The contradiction is the funny part. The entire Valley has a plan to automate white-collar work into mass unemployment in three years, and every single person you talk to says they’ve never worked harder and can’t hire fast enough. Both things can’t stay true. The likely resolution is the boring one: things get better, the “A” players can’t be hired fast enough and get paid more, and the “B” players have to accept that a moment of being wildly overpaid has passed. They still get jobs. Just maybe not the $400K work-from-home-three-days version.

Founder takeaway: Intensity is a legitimate strategy for your first 50 to 100 people if the equity is real and you deliver the outcome. Past that scale it stops being uniform. Don’t sell it as new, and don’t let it quietly erode the judgment you’re actually being paid for.


Quotable Moments

Jason Lemkin (SaaStr AI)

“I’m not interested if it can’t be a billion-dollar position anymore. That’s how Anthropic has changed my mind.”

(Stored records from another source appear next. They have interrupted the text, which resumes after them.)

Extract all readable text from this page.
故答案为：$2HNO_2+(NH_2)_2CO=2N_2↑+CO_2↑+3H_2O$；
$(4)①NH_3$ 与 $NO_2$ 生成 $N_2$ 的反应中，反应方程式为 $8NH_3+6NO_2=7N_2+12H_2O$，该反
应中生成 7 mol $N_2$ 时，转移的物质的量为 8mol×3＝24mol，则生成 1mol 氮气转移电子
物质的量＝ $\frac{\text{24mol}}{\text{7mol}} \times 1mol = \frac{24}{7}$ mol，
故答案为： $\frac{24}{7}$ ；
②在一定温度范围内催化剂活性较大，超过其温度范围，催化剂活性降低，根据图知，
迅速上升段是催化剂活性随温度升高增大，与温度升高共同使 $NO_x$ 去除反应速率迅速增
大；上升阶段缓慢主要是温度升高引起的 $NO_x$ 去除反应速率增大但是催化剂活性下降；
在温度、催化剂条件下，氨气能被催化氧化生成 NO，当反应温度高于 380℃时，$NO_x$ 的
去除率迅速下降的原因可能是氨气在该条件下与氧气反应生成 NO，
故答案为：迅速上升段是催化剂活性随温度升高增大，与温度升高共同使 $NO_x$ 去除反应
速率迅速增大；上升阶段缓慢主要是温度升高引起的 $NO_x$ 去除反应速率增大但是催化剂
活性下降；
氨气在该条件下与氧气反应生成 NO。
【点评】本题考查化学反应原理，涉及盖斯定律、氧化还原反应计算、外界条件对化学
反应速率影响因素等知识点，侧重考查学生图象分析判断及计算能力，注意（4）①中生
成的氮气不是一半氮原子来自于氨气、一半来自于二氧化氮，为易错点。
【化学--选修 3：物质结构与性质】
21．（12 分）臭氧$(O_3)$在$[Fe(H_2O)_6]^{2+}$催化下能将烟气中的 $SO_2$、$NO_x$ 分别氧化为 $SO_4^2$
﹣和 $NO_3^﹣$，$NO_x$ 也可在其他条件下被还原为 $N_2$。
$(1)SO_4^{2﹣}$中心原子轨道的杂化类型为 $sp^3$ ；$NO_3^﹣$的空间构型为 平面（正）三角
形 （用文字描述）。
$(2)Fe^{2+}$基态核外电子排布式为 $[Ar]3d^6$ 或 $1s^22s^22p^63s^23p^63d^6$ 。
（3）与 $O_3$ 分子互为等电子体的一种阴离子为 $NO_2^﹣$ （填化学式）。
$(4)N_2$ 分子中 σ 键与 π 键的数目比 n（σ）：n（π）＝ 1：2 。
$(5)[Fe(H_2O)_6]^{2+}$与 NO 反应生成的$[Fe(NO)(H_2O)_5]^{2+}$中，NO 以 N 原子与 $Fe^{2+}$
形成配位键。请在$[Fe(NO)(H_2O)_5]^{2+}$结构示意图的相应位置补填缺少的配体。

“We’ve already made that choice at SaaStr. We got rid of all our B’s. We’d much rather have tokens.”

“I would quit as a developer if you told me I could not use the model of my choice. I would quit. It’s not worth my time.”

Rory O’Driscoll (Scale)

“Losing money is like sex. You can talk about it all you like, but until you feel it, you don’t know what it’s like.”

“All these businesses have gone from capex-light cash-flow machines to capex-heavy cash-consumptive machines. Generally that’s never good for stock prices over the medium term.”

“The weakest link in the chain determines the speed of the convoy. It may not be the amazing productivity lift you think, and therefore maybe the budget won’t be as big either.”

Harry Stebbings (20VC)

“We’ve just given a company credit card to every employee and said there’s no limits, spend away. And that’s the token-spend budget today.”

“We’re all here in the Valley with a plan to automate white-collar work, and yet you talk to every single person and they say I’ve never worked this hard. The contradiction at the heart of it is hilarious.”

“I have this feeling about you that you always instantly know the people you want to get rid of. And it kind of chills me a little. Which of us is going?”